Don Gornati, however, does not limit his critical observations to the prime minister.

He asks a much more difficult question – how and why has the Italian Catholic hierarchy been so circumspect in its timid criticism of the prime minister?

“Why hasn’t there been one clear statement on all that squalor?

“Why are the bishops not as precise and clear on this as on so many other moral issues? Meanwhile, he boasts about it all!

“What a suffering and a disappointment to see you so servile, so reluctant to condemn such a squalid morality.”

Don Gornati describes the bishops’ attitude as not so much one of prudence as convenience.

Like every other Catholic, he knows only too well that for the last 15 years, the Italian church has, at least tacitly, supported Berlusconi’s centre-right coalition, based on a logic which suggests that in the end, anything is better than the descendants of the communist, the centre-left.

Given the absurd squabbling, ideological backwardness and endemic corruption of elements in the utterly incompetent, rattle- bag centre-left, this often seemed like a sensible choice.

Can Catholics, though, to use a famous phrase coined by the late journalist Indro Montanelli, still “hold their noses and vote” for Berlusconi?

“The problem is not about sexual morality. The risk is that young people take on board a role model according to which the best way to get ahead in this world is to sleep with the prime minister,” comments Don Bortolo Uberti, another Milan-based priest (La Repubblica, July 29th).

“The church embraces sinners, but I do not get the impression that the prime minister has either admitted his errors or made amends. On the contrary, he boasts about it, he jokes about it.”
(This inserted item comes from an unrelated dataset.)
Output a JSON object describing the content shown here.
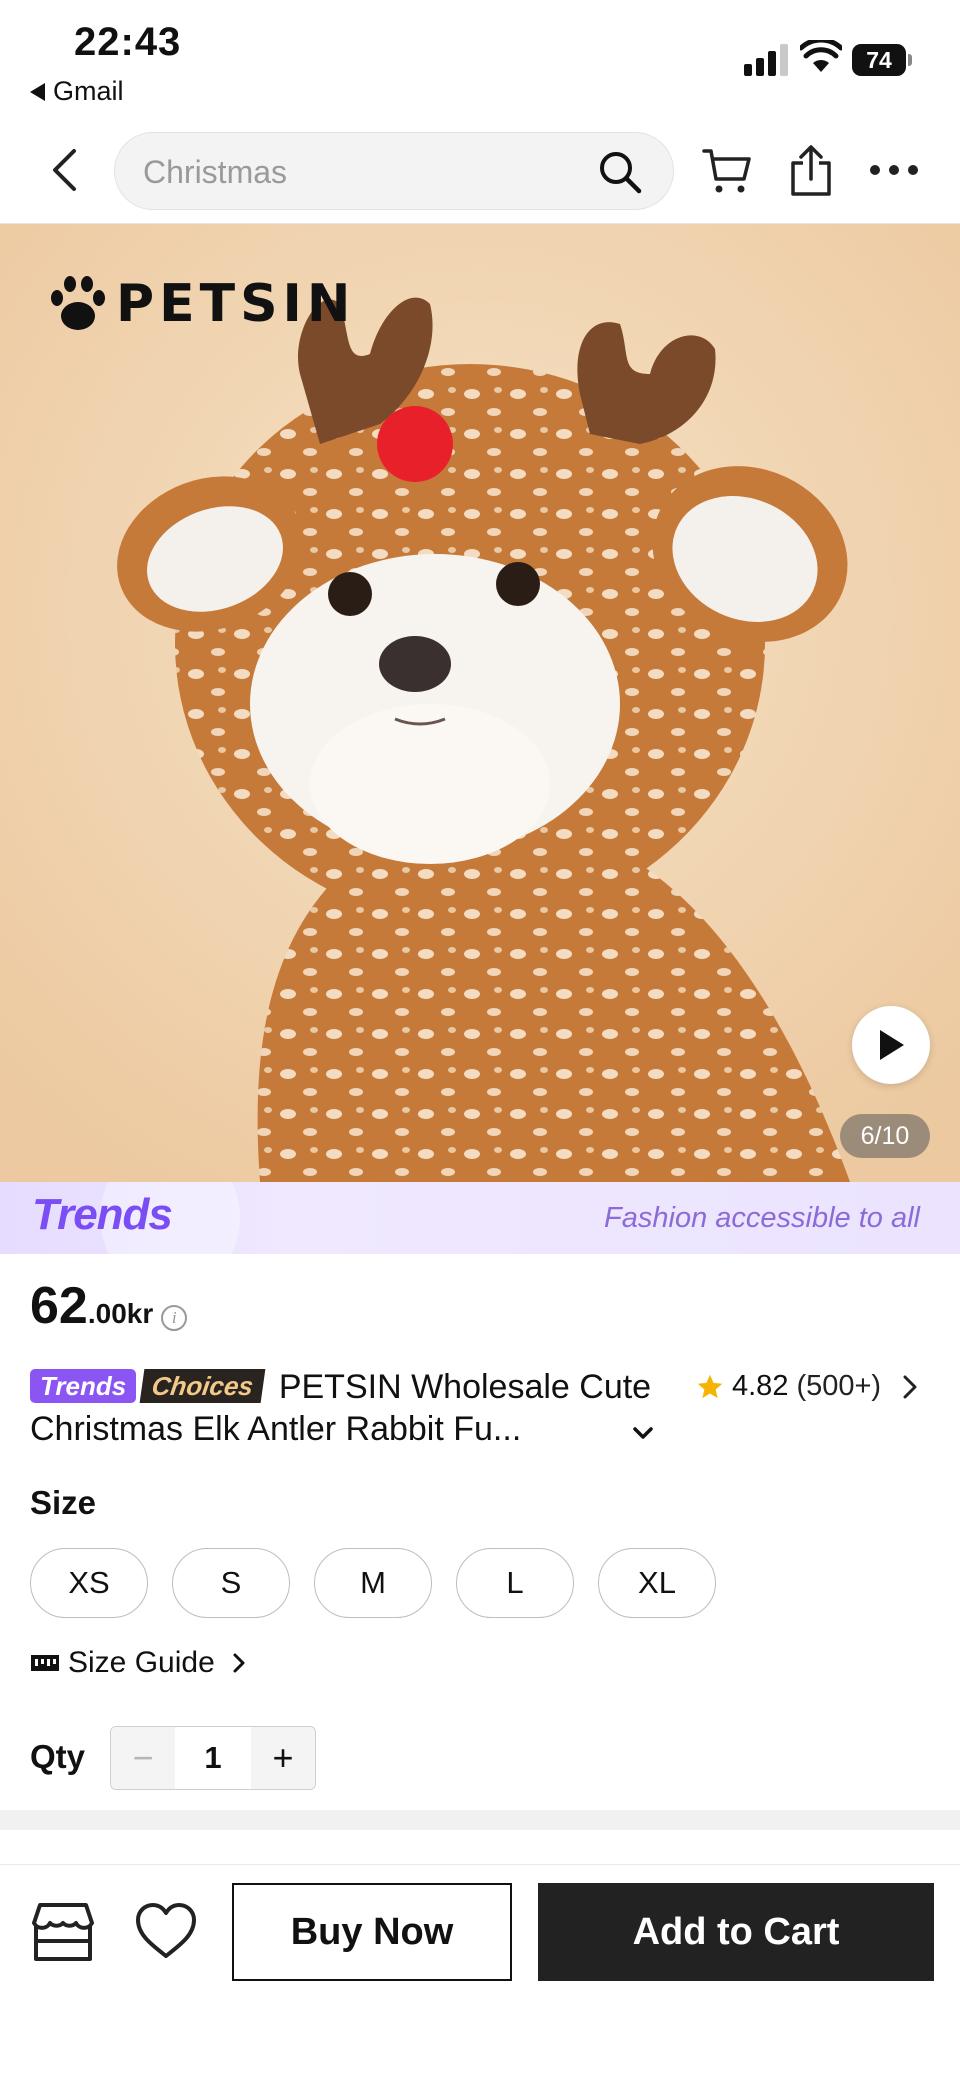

Genoa-based priest Don Paolo Farinella, who has already called on the president of the Italian Bishops Conference, Cardinal Angelo Bagnasco, to take a harder line with the prime minister, still believes that the Italian hierarchy has not spoken out clearly enough on the matter.
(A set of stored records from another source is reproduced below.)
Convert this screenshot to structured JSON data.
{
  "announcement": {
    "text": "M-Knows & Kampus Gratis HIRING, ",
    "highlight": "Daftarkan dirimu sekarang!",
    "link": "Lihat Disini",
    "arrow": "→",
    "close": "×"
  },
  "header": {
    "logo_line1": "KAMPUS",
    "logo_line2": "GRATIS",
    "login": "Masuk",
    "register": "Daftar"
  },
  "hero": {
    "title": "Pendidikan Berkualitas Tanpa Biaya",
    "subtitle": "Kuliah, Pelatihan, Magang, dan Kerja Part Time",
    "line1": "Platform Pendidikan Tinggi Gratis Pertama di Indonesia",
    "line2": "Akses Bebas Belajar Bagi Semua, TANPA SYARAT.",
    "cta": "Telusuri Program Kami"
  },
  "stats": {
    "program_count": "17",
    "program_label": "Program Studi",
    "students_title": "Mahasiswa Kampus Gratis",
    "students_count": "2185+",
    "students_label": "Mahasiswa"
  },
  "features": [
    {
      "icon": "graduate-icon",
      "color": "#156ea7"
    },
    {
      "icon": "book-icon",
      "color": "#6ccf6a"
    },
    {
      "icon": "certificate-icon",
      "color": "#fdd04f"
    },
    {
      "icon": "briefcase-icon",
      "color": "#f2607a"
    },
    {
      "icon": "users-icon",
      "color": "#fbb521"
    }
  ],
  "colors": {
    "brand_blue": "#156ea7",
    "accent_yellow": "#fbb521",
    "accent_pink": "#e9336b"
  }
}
He argues that Berlusconi has committed “perjury” by “lying to the entire country” when he went on television (in April) to deny any improper or immoral behaviour.

“If the bishops really want to be clear, then they should go on TV to say that he is unworthy to govern.
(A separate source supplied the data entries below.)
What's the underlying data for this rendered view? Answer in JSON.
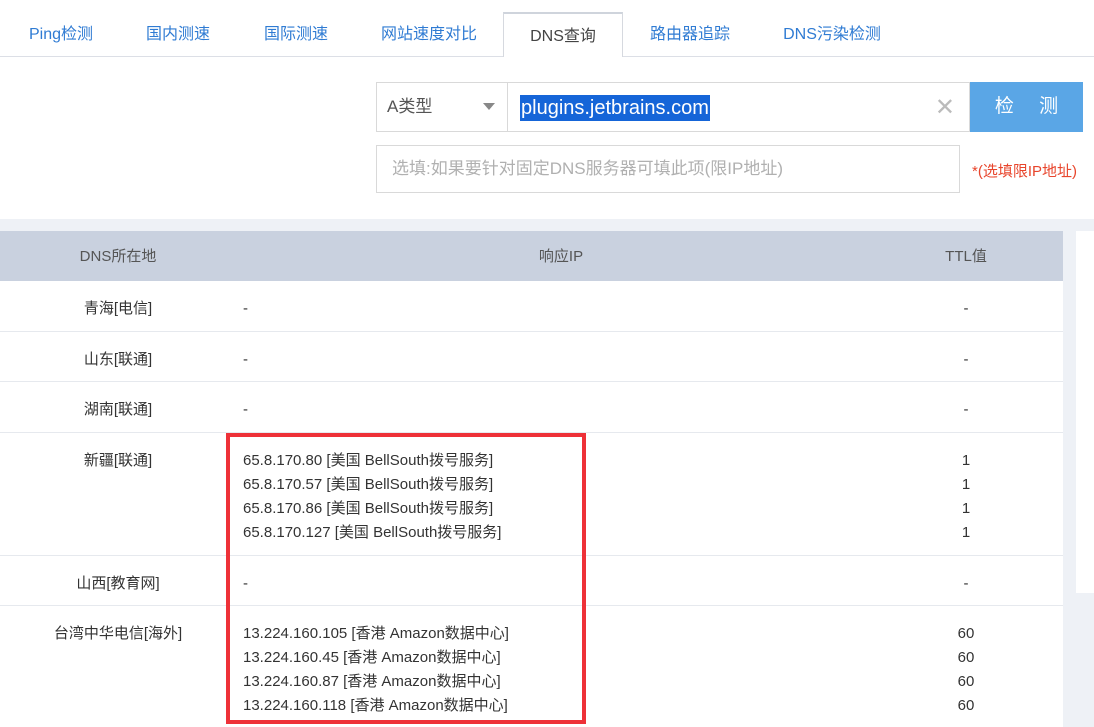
{
  "tabs": [
    {
      "label": "Ping检测"
    },
    {
      "label": "国内测速"
    },
    {
      "label": "国际测速"
    },
    {
      "label": "网站速度对比"
    },
    {
      "label": "DNS查询"
    },
    {
      "label": "路由器追踪"
    },
    {
      "label": "DNS污染检测"
    }
  ],
  "active_tab": "DNS查询",
  "form": {
    "record_type": "A类型",
    "domain_value": "plugins.jetbrains.com",
    "clear_icon": "close-icon",
    "check_button": "检 测",
    "dns_server_placeholder": "选填:如果要针对固定DNS服务器可填此项(限IP地址)",
    "dns_server_hint": "*(选填限IP地址)"
  },
  "table": {
    "headers": {
      "location": "DNS所在地",
      "ip": "响应IP",
      "ttl": "TTL值"
    },
    "rows": [
      {
        "location": "青海[电信]",
        "ips": [
          "-"
        ],
        "ttls": [
          "-"
        ]
      },
      {
        "location": "山东[联通]",
        "ips": [
          "-"
        ],
        "ttls": [
          "-"
        ]
      },
      {
        "location": "湖南[联通]",
        "ips": [
          "-"
        ],
        "ttls": [
          "-"
        ]
      },
      {
        "location": "新疆[联通]",
        "ips": [
          "65.8.170.80 [美国 BellSouth拨号服务]",
          "65.8.170.57 [美国 BellSouth拨号服务]",
          "65.8.170.86 [美国 BellSouth拨号服务]",
          "65.8.170.127 [美国 BellSouth拨号服务]"
        ],
        "ttls": [
          "1",
          "1",
          "1",
          "1"
        ]
      },
      {
        "location": "山西[教育网]",
        "ips": [
          "-"
        ],
        "ttls": [
          "-"
        ]
      },
      {
        "location": "台湾中华电信[海外]",
        "ips": [
          "13.224.160.105 [香港 Amazon数据中心]",
          "13.224.160.45 [香港 Amazon数据中心]",
          "13.224.160.87 [香港 Amazon数据中心]",
          "13.224.160.118 [香港 Amazon数据中心]"
        ],
        "ttls": [
          "60",
          "60",
          "60",
          "60"
        ]
      }
    ]
  },
  "colors": {
    "tab_link": "#2f7bd3",
    "button": "#5aa6e6",
    "header_bg": "#c9d1df",
    "highlight_border": "#ee3138",
    "hint": "#e8452c",
    "selection": "#1565d8"
  }
}
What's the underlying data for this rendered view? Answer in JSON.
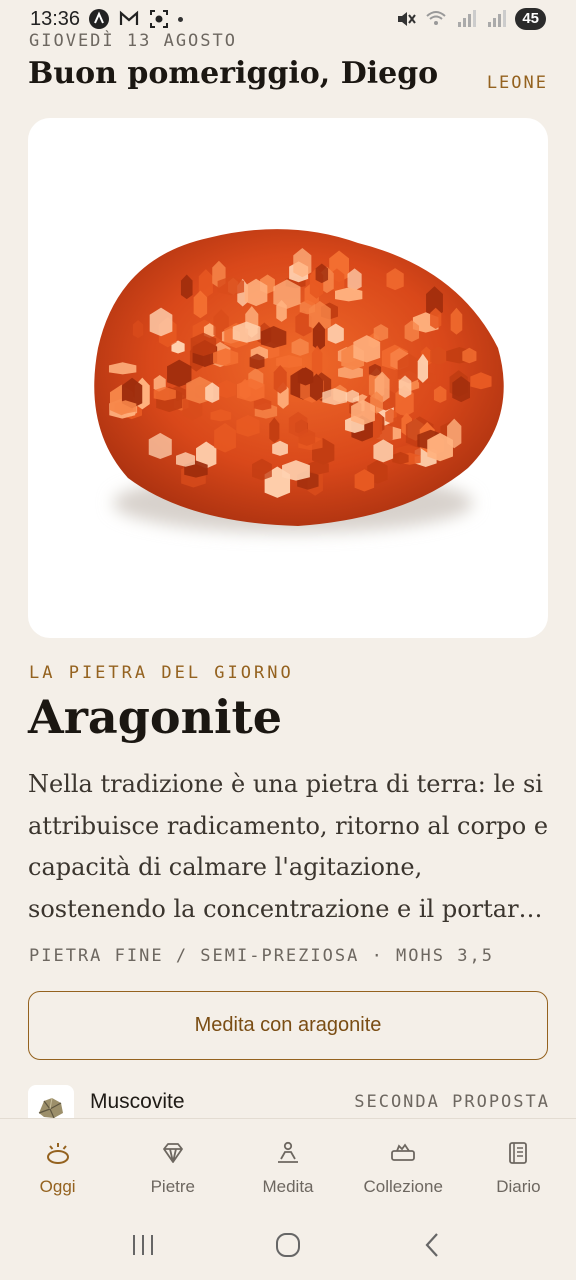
{
  "status_bar": {
    "time": "13:36",
    "battery": "45",
    "icons": [
      "a-circle-icon",
      "gmail-icon",
      "screenshot-icon",
      "mute-icon",
      "wifi-icon",
      "signal-icon",
      "signal-icon"
    ]
  },
  "header": {
    "date": "GIOVEDÌ 13 AGOSTO",
    "greeting": "Buon pomeriggio, Diego",
    "zodiac_sign": "LEONE"
  },
  "stone_of_day": {
    "eyebrow": "LA PIETRA DEL GIORNO",
    "name": "Aragonite",
    "description": "Nella tradizione è una pietra di terra: le si attribuisce radicamento, ritorno al corpo e capacità di calmare l'agitazione, sostenendo la concentrazione e il portar…",
    "meta": "PIETRA FINE / SEMI-PREZIOSA · MOHS 3,5",
    "cta_label": "Medita con aragonite",
    "image": "aragonite-crystal-cluster"
  },
  "second_suggestion": {
    "name": "Muscovite",
    "label": "SECONDA PROPOSTA",
    "image": "muscovite-thumbnail"
  },
  "bottom_nav": {
    "items": [
      {
        "label": "Oggi",
        "icon": "sun-icon",
        "active": true
      },
      {
        "label": "Pietre",
        "icon": "gem-icon",
        "active": false
      },
      {
        "label": "Medita",
        "icon": "meditate-icon",
        "active": false
      },
      {
        "label": "Collezione",
        "icon": "collection-icon",
        "active": false
      },
      {
        "label": "Diario",
        "icon": "journal-icon",
        "active": false
      }
    ]
  },
  "colors": {
    "background": "#f4efe8",
    "accent": "#94621f",
    "text": "#1b1712",
    "muted": "#6d6760"
  }
}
“A prime minister who consorts with call-girls and at the same time claims to follow Christian morality is simply not acceptable”, adds Don Farinella (La Repubblica, July 29th).

It is tempting to believe that there is a growing grass roots groundswell within the Italian Catholic Church which has had “enough” of Berlusconi.

In recent weeks, both L’Avvenire and the religious weekly Famiglia Cristiana have featured readers’ letters expressing total disapproval of the prime minister’s alleged behaviour. Yet, Berlusconi remains a “winner”, someone capable of winning general elections if not necessarily governing well after.

At the June European elections, despite much negative publicity, he still pulled the biggest vote, a massive 35 per cent.

That consideration alone no doubt prompts “prudence” from the hierarchy which, of course, would also be bitterly criticised for “interfering” just as soon as they pointed a finger at him.

However, when it suits, the hierarchy can be spectacularly “interventionist”.

Take the case last February of Eluana Englaro (37), the Italian woman in a coma since being brain-damaged in a 1992 car accident, who was “allowed to die” in a clinic in Udine.

Throughout a tormented public debate, the Catholic Church repeatedly made itself heard, with Cardinal Bagnasco calling the treatment of Eluana “murder”.

Berlusconi also got involved in that debate, promoting a government decree that would have obliged Eluana’s medical team to resume feeding her, which President Giorgio Napolitano refused to sign.

The prime minister furthermore said that Eluana had not died “a natural death”, rather “she was killed”.

Even Pope Benedict got in on the act, making two heartfelt appeals at the very moment that Eluana’s feeding tubes had been disconnected.

He called for respect “for the dignity of human life even when the person is weak and suffering” as well as prayers for the sick, “especially for the most seriously sick and those who are totally in the hands of others”.

Speaking out in defence of Christian values did not seem so difficult then, either for the Italian hierarchy or the pope himself, did it?